Le Malawi a déclaré à l’occasion de l’examen périodique universel qu’il ne prévoyait pas de légaliser l’homosexualité.
Depuis sa création, la Commission Malawienne des droits de l’homme mène des campagnes de sensibilisation de la population au moyen de réunions publiques, d’affiches, de brochures et de revues en anglais, et en langues locales telles que le chichewa et parfois en tumbuka.
Le Chapitre IV de la Constitution de la République du Malawi consiste en une Déclaration générale des droits garantissant à chaque individu l’accès à la justice et la protection juridique en saisissant toutes juridictions légalement constituées. Les hommes et les femmes, sans considération de leur statut civil, sont égaux en droits et en devoirs. L’accès à la justice peut cependant poser difficulté dans la mesure où le nombre de juristes au Malawi est relativement faible (300 juristes qualifiés pour 11 millions d’habitants) et leur rémunération très élevée. La majorité des citoyens ne peut s’offrir les services d’un avocat et doit se défendre elle même. Le Gouvernement sait que l’accès à la justice demeure un problème.

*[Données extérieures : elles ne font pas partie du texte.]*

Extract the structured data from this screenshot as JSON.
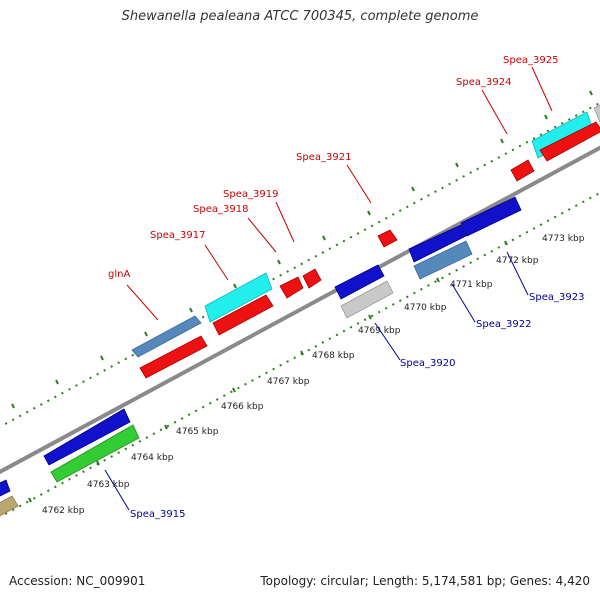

En 2010, le Comité pour l’élimination de la discrimination à l’égard des femmes de l’ONU a réitéré ses préoccupations concernant les pratiques et coutumes qui justifient et perpétuent la discrimination contre les femmes, la violence et les pratiques traditionnelles néfastes à leur encontre dont les mariages précoces et forcés.
Le Comité recommande à l’État de renforcer le Ministère de l’égalité des sexes, de l’enfance et du développement local et de lui fournir les ressources humaines et financières nécessaires pour coordonner efficacement l’application de la Convention sur l’élimination de toutes les formes de discrimination à l’égard des femmes.
Par ailleurs, le Comité des droits de l’enfant de l’ONU a félicité le Malawi pour l’adoption de lois, politiques nationales et plans visant à promouvoir et protéger les droits de l’enfant (la loi sur la prévention de la violence familiale (2006); le Plan d’action national en faveur des orphelins et autres enfants vulnérables (2005-2009); et la politique nationale en faveur du développement de la petite enfance (2004). Cependant, de nombreux efforts restent encore à fournir.
Le plus récent rapport sur l’épidémie de SIDA, publié par le Programme conjoint des Nations Unies sur le VIH/SIDA (ONUSIDA) et l’Organisation mondiale de la santé, estime qu’il y avait 91.000 enfants de moins de 15 ans vivant avec le VIH en 2007, au Malawi.